Congé de paternité : les pères tchèques y auront droit eux aussi
Appliqué dans vingt-trois pays de l’Union européenne, dont la France où il a été mis en place en 2002, le congé de paternité sera introduit également en République tchèque. A compter de l’année prochaine, les pères tchèques auront droit à une semaine de congé au moment de la naissance de leur enfant.

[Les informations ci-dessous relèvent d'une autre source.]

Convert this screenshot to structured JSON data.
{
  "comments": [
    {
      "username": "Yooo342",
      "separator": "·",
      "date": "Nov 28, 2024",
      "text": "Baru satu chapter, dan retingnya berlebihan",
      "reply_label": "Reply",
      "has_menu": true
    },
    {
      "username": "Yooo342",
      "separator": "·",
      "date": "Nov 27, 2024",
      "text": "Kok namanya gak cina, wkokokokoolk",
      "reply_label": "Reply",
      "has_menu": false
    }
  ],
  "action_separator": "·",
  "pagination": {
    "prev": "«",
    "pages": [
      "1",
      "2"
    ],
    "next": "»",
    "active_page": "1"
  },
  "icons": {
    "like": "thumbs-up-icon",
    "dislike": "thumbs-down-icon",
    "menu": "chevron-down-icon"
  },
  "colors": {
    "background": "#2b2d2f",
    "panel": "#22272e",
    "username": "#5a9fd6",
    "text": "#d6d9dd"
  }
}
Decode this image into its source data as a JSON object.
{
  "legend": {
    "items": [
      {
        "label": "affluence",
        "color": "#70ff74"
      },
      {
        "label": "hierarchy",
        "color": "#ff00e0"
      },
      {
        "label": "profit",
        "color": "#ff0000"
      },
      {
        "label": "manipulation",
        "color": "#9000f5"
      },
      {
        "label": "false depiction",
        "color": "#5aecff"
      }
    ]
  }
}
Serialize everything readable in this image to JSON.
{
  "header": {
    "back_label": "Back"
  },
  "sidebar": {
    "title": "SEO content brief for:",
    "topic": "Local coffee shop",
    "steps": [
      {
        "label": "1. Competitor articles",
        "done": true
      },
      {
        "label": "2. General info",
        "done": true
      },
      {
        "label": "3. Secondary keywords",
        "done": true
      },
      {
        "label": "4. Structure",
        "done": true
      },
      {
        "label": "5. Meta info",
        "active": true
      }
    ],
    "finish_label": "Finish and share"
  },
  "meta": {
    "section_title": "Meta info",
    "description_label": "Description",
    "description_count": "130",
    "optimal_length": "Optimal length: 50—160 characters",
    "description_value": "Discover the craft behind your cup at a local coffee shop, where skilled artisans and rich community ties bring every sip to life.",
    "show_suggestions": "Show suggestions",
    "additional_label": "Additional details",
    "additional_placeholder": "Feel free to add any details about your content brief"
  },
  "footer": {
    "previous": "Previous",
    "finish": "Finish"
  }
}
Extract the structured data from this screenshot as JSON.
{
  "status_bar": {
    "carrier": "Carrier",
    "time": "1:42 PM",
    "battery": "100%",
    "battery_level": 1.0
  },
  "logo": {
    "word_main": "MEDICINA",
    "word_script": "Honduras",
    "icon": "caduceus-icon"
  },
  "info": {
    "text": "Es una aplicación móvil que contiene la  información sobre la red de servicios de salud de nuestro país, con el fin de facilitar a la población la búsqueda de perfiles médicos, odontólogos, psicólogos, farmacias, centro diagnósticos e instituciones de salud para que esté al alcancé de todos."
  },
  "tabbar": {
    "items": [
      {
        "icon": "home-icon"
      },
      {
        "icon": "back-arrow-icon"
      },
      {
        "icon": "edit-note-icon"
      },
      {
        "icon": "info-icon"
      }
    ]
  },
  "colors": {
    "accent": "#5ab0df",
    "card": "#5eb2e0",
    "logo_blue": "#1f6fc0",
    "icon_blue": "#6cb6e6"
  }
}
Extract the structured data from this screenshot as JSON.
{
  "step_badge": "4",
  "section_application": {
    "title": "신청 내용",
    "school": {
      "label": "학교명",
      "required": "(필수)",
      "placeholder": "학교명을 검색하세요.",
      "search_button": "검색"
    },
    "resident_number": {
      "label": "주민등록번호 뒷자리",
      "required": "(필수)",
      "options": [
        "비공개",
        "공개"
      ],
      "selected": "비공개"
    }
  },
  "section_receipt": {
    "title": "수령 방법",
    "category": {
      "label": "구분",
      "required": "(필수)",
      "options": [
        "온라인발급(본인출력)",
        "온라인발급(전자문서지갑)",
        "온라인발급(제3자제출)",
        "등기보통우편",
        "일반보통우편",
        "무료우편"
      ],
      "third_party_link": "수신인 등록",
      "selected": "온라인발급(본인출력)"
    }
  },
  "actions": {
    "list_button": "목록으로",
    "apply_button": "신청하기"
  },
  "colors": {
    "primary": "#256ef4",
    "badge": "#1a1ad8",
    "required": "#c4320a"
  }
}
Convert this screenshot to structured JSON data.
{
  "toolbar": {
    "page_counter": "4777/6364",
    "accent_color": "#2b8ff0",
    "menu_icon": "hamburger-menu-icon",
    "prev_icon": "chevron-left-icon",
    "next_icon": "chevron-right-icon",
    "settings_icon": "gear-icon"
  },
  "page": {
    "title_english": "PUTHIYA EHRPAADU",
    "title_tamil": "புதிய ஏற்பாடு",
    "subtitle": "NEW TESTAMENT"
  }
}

Bien qu’adoptée successivement par la Chambre des députés et le Sénat, l’introduction de cette nouvelle aide à la famille ne fait pas l’unanimité sur la scène politique tchèque. Elle est défendue par la ministre du Travail et des Affaires sociales Michaela Marksová :
« C’est une possibilité que nous offrons aux familles. Diverses études ont démontré que les jeunes familles étaient très nombreuses à vouloir en profiter. L’objectif premier de cette démarche est de permettre aux pères de nouer un lien plus étroit avec leur enfant. » Outre son aspect psychologique, les jeunes familles tchèques seront sans doute attirées aussi par le côté pratique de la chose : pour pouvoir apporter une aide à leurs conjointes au retour de la maternité, les pères étaient jusqu’à présent contraints de prendre un congé régulier, ou alors une sorte de « congé proche aidant ». On écoute la vice-présidente chrétienne-démocrate du Sénat, Miluše Horská :
« De mon point de vue, il s’agit là d’une démarche d’un Etat responsable vis-à-vis de parents responsables qui sont en même temps des salariés qui paient leur assurance-maladie. C’est une sorte de bonus qui leur est offert de la part de l’Etat. »Si la mise en place du congé de paternité est critiquée même au sein de la coalition gouvernementale, par le ministre des Finances et leader du mouvement ANO Andrej Babiš, elle est aussi vue d’un mauvais œil par l’opposition de droite. Les partis conservateurs et libéraux ODS et TOP 09 estiment qu’il s’agit d’une mesure populiste, inutile et trop coûteuse, comme l’affirme le sénateur ODS Jaroslav Kubera :
« Ce projet coûtera au moins un milliard de couronnes. Personne ne connaît aujourd’hui le coût réel de ce projet, personne ne sait combien de pères profiteront de ce congé. Par ailleurs, celui-ci représente une charge énorme pour les employeurs. » Selon l’analyste de la société Deloitte, David Marek, les craintes de l’opposition de droite ne sont pas sans fondement :
« Actuellement, la situation budgétaire est favorable, l’Etat tchèque peut donc se permettre d’être généreux. Mais cette situation peut se dégrader à l’avenir. Il faut être conscient du fait qu’il s’agit là d’une mesure qui sera appliquée pendant de longues années, qu’elle représentera une charge budgétaire à assumer aussi pour les futurs gouvernements. »Pour Martin Jára, psychologue et directeur de la « Liga otevřených mužů » (Ligue des hommes ouverts), une ONG qui œuvre en faveur de la place et des droits des hommes dans la société, l’introduction du congé de paternité n’aura que des conséquences positives sur la famille tchèque :
« Pour nous, ce n’est pas seulement un geste symbolique fait par l’Etat. C’est une mesure qui aura un impact concret et positif sur toute la société. Le fait de faire participer les hommes immédiatement aux soins des nouveau-nés donne l’espoir que le couple partagera les soins même dans le futur, qu’il se répartira les tâches ménagères aussi. Notre optique est celle de l’égalité des chances entre hommes et femmes. »
Dans ce domaine précis, la République tchèque a encore un long chemin à parcourir, les inégalités entre hommes et femmes sur le marché du travail restant parmi les plus marquantes à l’échelle européenne, aussi parce que les mères tchèques quittent leur emploi parfois jusque pendant trois ans après la naissance d’un enfant. Pour commencer, la « Ligue des hommes ouverts » demande à ce que le congé de paternité soit plus long que prévu, comme cela est le cas en Allemagne ou en Finlande, où les hommes peuvent rester jusqu’à huit semaines auprès de leur famille.